Calibrate, do not trust the formula
TDEE formulas give you a starting point. Your actual maintenance calories are unknowable in advance with better than ±10% precision. The practical approach:
- Calculate TDEE using the formula above.
- Eat that level, weigh yourself every morning for two weeks, and average.
- If weight drifts up, reduce by 150 calories/day and repeat.
- If weight drifts down, increase by 150 calories/day and repeat.
- Your true maintenance is the number at which the two-week average is flat.
Once you know maintenance, set your deficit or surplus from there. For fat loss, 15-20% below maintenance is sustainable. For lean muscle gain, 10-15% above maintenance is enough, larger surpluses just add fat.
Compute your starting numbers with the BMR calculator and the TDEE calculator. Once you have a target, translate it into food with the calorie intake calculator and split it into macronutrients via the macro calculator. For body composition context, pair with the body fat calculator and the heart rate zone calculator for cardio programming. The BMI vs. body fat post explains why the raw scale weight is a noisier signal than most people assume.

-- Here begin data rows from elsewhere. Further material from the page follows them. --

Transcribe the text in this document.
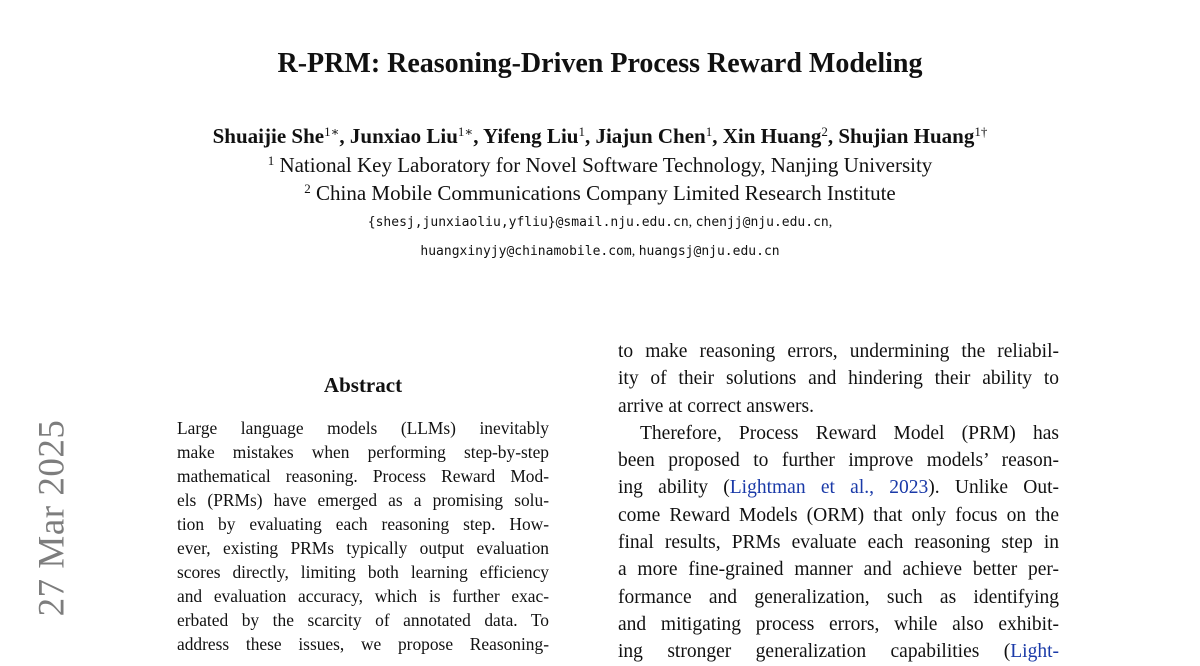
R-PRM: Reasoning-Driven Process Reward Modeling
Shuaijie She$^{1∗}$, Junxiao Liu$^{1∗}$, Yifeng Liu$^1$, Jiajun Chen$^1$, Xin Huang$^2$, Shujian Huang$^{1\dagger}$
$^1$ National Key Laboratory for Novel Software Technology, Nanjing University
$^2$ China Mobile Communications Company Limited Research Institute
{shesj,junxiaoliu,yfliu}@smail.nju.edu.cn, chenjj@nju.edu.cn,
huangxinyjy@chinamobile.com, huangsj@nju.edu.cn
27 Mar 2025
Abstract
Large language models (LLMs) inevitably
make mistakes when performing step-by-step
mathematical reasoning. Process Reward Mod-
els (PRMs) have emerged as a promising solu-
tion by evaluating each reasoning step. How-
ever, existing PRMs typically output evaluation
scores directly, limiting both learning efficiency
and evaluation accuracy, which is further exac-
erbated by the scarcity of annotated data. To
address these issues, we propose Reasoning-
to make reasoning errors, undermining the reliabil-
ity of their solutions and hindering their ability to
arrive at correct answers.
Therefore, Process Reward Model (PRM) has
been proposed to further improve models’ reason-
ing ability (Lightman et al., 2023). Unlike Out-
come Reward Models (ORM) that only focus on the
final results, PRMs evaluate each reasoning step in
a more fine-grained manner and achieve better per-
formance and generalization, such as identifying
and mitigating process errors, while also exhibit-
ing stronger generalization capabilities (Light-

Frequently Asked Questions
- What is TDEE?
- Total Daily Energy Expenditure, the total calories your body burns in a typical day, including your resting metabolic rate plus the energy cost of movement, exercise, and digestion. TDEE is the calorie level at which your weight is stable. Eating above it produces weight gain; eating below produces weight loss.
- How is TDEE calculated?
- Calculate BMR with the Mifflin-St Jeor equation, then multiply by an activity factor: 1.2 for sedentary, 1.375 for light activity, 1.55 for moderate activity, 1.725 for high activity, 1.9 for very high. A 70 kg, 175 cm, 30-year-old male has a BMR around 1,650 and a TDEE of 2,475 at the moderate activity level.
- Why is my TDEE estimate wrong?
- TDEE formulas assume average metabolism and average activity for a given category. Real TDEE varies by ±10-15% between people of the same size due to NEAT (non-exercise activity thermogenesis), genetics, and body composition. If your weight is drifting despite eating at your calculated TDEE, adjust by 100-200 calories per day and re-measure over two weeks.
- How big a deficit should I run to lose weight?
- A deficit of 15-25% below TDEE is sustainable for most people. Larger deficits (500+ calories/day) produce faster loss but risk muscle loss and metabolic adaptation. The widely cited 3,500-calories-per-pound rule is a useful approximation; the actual figure varies from 2,843 to 3,752 depending on the tissue composition of the weight being lost.